Two cyclists, Anant and Beth, are standing on a straight road a distance d=22.0 m apart. Simultaneously, they begin to move toward each other, Anant with acceleration a_A=0.2 m/s^2 and Beth with acceleration a_b=0.10 m/s^2.
Just as they begin to move, a bee, sitting on Anant’s helmet, begins to fly toward Beth at a constant speed v=11.0m/s. Once the bee reaches Beth, it instantly turns around and flies back toward Anant. As the cyclists move toward each other, the bee continues to fly back-and-forth between the two until they pass each other.

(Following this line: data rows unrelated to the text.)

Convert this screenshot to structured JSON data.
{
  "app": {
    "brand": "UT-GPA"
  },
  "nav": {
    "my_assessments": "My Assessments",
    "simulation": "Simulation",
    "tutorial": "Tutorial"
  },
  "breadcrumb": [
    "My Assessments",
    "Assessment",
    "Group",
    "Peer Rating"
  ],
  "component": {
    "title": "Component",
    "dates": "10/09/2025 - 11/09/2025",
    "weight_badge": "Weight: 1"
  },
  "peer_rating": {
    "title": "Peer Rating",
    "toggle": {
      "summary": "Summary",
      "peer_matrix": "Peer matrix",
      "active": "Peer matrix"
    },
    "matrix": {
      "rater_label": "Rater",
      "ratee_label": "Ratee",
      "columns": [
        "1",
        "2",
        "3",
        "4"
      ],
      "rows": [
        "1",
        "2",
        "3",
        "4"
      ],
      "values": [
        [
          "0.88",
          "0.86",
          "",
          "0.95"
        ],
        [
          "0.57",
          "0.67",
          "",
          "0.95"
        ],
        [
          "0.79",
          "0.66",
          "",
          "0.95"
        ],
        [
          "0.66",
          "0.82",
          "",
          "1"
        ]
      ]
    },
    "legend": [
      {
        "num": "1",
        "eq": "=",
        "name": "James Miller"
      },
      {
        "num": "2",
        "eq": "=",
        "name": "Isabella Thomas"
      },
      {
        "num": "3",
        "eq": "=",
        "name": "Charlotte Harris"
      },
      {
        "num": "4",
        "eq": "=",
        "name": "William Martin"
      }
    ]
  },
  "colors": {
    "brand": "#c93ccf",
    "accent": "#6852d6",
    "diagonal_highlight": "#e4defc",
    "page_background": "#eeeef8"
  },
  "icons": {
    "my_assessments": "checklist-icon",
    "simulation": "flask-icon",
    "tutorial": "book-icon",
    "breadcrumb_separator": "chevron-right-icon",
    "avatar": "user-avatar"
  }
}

The speed of the bee remains constant.
How long does it take for the riders to pass each other?
What is the distance covered by the bee between the start and the moment Anant and Beth pass each other?
What is the average velocity of the bee between the start and the moment Anant and Beth pass each other?[/B]
x_0 for anant =0
x_0 for beth=22
The Attempt at a Solution
I found out the time it takes for them to cross each other.
therefore t=12.11060 seconds
I correctly found the distance covered by the bee
time* constant speed=12.11060*11=133.2166 m
but I trouble finding AVERAGE VELOCITY because I don't how to think about the DISPLACEMENT of the bee.